Protecting Our Playgrounds – We Need To Make Playgrounds More Natural
We’re now able to make playgrounds and surrounding areas safer by using the methods implemented by Ozbreed and Fiona Robbé Landscape Architects. These methods meet the Australian Standard and have also won an award at the Kidsafe 2012 National Playspace Design Awards.
In conjunction with Fiona Robbé Landscape Architects, Ozbreed found the need to make playgrounds more natural because during their time playing in playgrounds, kids very often wander off to explore their surroundings.
Whilst still ensuring to create an optimum safe play environment, something that needs to be considered more closely by landscape architects and designers is that kids love to play with plants.

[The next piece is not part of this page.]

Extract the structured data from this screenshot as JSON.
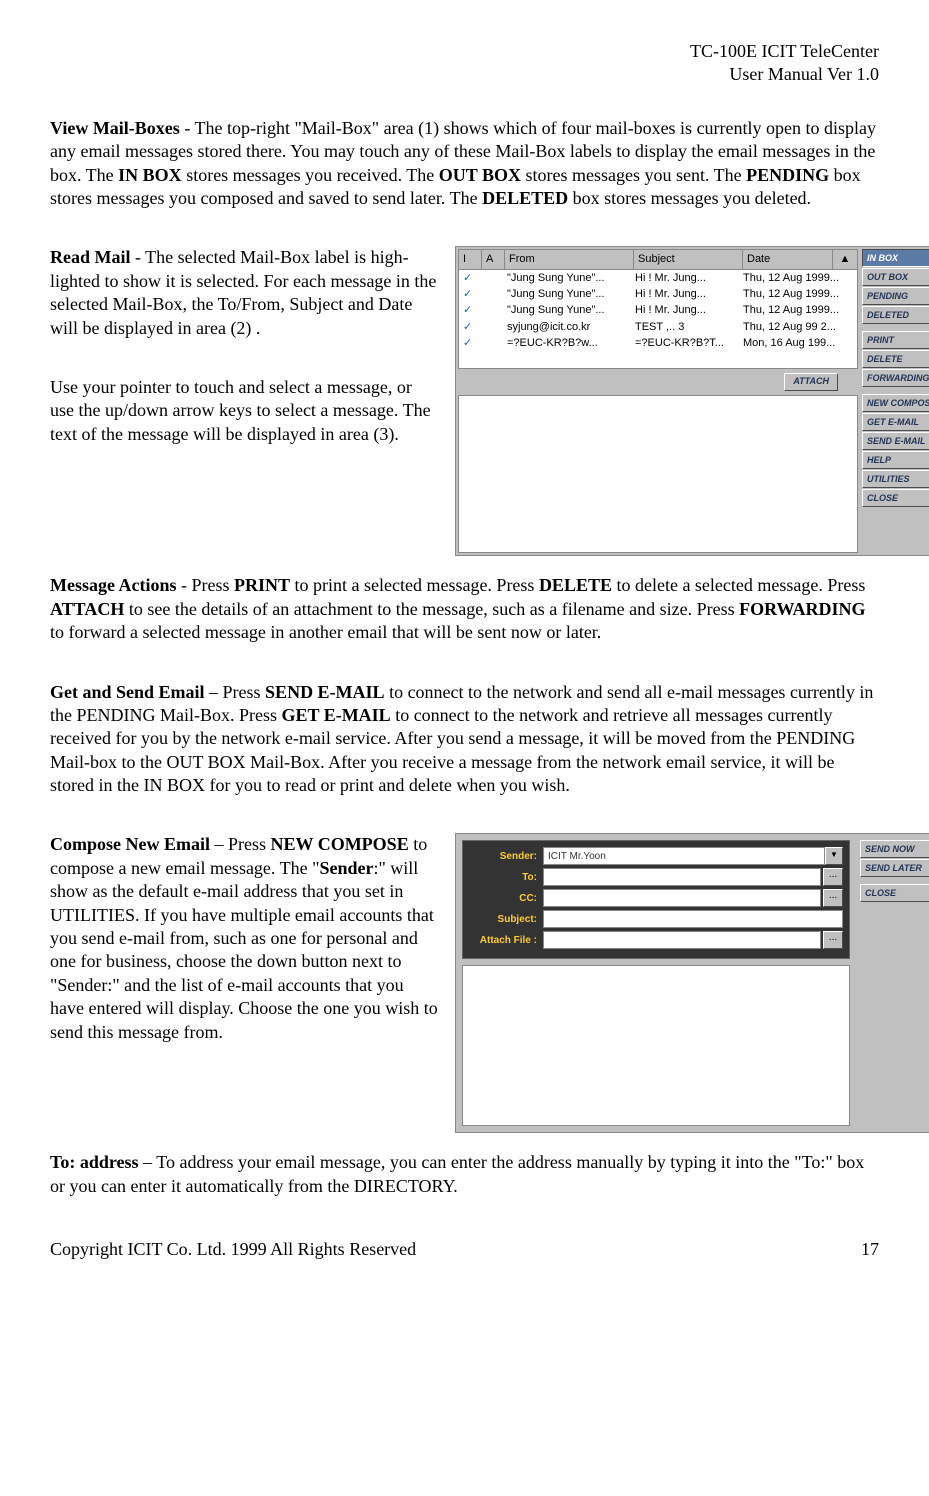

The premise for this trial was set by the increasing demand and interest in the performance of non-woody plants in mulch, in and around play equipment (including fall zones).
The core aim of the trial is to systematically determine the optimum growth conditions for non-woody plants in playgrounds mulch. This will allow playgrounds to look more natural and reduce the open bare appearance of play equipment without compromising safety.
Plant Health in Playground Mulch:
2 garden beds were used in the trial, containing 2 different mulches; Playbark Pinebark Mulch and Port Stephens Pine Mulch. Naringa™ Westringia ‘WES01′ PBR and Tanika® Lomandra longifolia ‘LM300’ PBR, were installed in each garden bed and planted in two different sets of conditions: Planted in pure mulch and planted with soil underneath (soil base method).
Preliminary results as of November 2010 showed that plants with soil underneath established and rooted out much quicker than the plants planted straight into the mulch, and the plants in Port Stephens Pine Mulch had rooted out much quicker than in the Playbark Pinebark Mulch.
Naringa displayed affected growth between the soil base method and when planted straight into mulch. Photos depict that with soil, growth has been abundant, while without it seemed to stay the same since planting.